本研究探討DTSPMS(the double traveling salesman problem with multiple stacks)。考慮收貨與送貨兩個相互獨立的路網，一組多個貨件，以及一輛貨車。每一貨件在收貨路網中各有一個取貨點，並在送貨路網中各有一個送貨點。所有貨件大小、形狀均相同。貨車上有一組若干個堆疊，於收貨路網中每收取一件貨後即置入其中一個堆疊。一個完整的收送貨作業是由收貨路網的基地點出發，完成所有的收貨任務回到該基地點後，再一次將所有貨物運至送貨路網的基地點開始派送任務。而貨件在各堆疊之置入與取出必須滿足先進後出之規則，且置入後不可調整位置。本問題的目標為求解收送貨路線總長度最小的解。
本研究由堆疊組狀態為切入點設計求解演算法。

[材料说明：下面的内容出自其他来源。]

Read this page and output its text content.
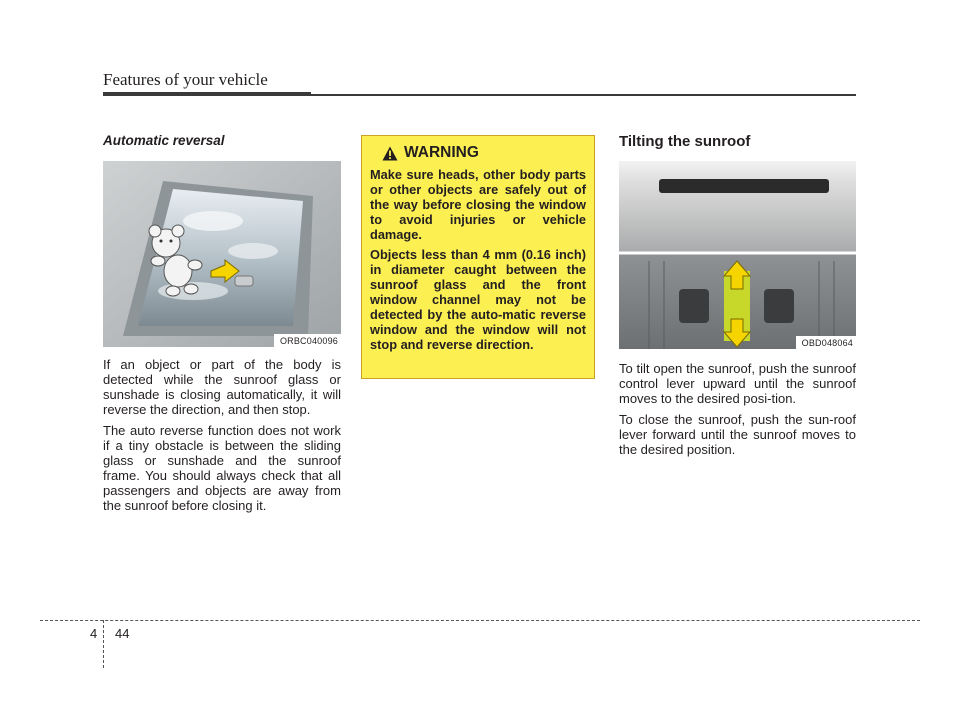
Features of your vehicle

Automatic reversal

ORBC040096

If an object or part of the body is detected while the sunroof glass or sunshade is closing automatically, it will reverse the direction, and then stop.

The auto reverse function does not work if a tiny obstacle is between the sliding glass or sunshade and the sunroof frame. You should always check that all passengers and objects are away from the sunroof before closing it.

WARNING

Make sure heads, other body parts or other objects are safely out of the way before closing the window to avoid injuries or vehicle damage.

Objects less than 4 mm (0.16 inch) in diameter caught between the sunroof glass and the front window channel may not be detected by the auto-matic reverse window and the window will not stop and reverse direction.

Tilting the sunroof

OBD048064

To tilt open the sunroof, push the sunroof control lever upward until the sunroof moves to the desired posi-tion.

To close the sunroof, push the sun-roof lever forward until the sunroof moves to the desired position.

4 44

利用與堆疊組全載組態相容的最佳收送貨路線總成本作為該堆疊組之品質評估標準，由起始堆疊組開始，透過逐步改變堆疊組全載組態找尋最佳的堆疊組，並透過門檻接受法，用以判斷是否接受搜尋過程取得的新堆疊組全載組態，藉此引導演算法的求解方向。
於起始解階段中，先合併考慮兩個路網中的節線，再以最小覆蓋樹模型將客戶點分群並排序，快速的產生一組品質不錯的起始堆疊組態。求解過程分為起始解產生與搜尋求解兩個階段，而搜尋求解階段則分為深度求解與廣度搜尋兩種策略交替進行。由廣度搜尋開始，藉由變動堆疊組全載組態中貨件的位置找尋較佳的貨件排列方式。接著透過深度求解依據堆疊組狀態建構一輔助網路，以最短路徑問題求解對應該堆疊組的最佳收貨路線與送貨路線。實作過程中，透過嚴謹的資料結構設計，大幅提高深度求解之演算效率。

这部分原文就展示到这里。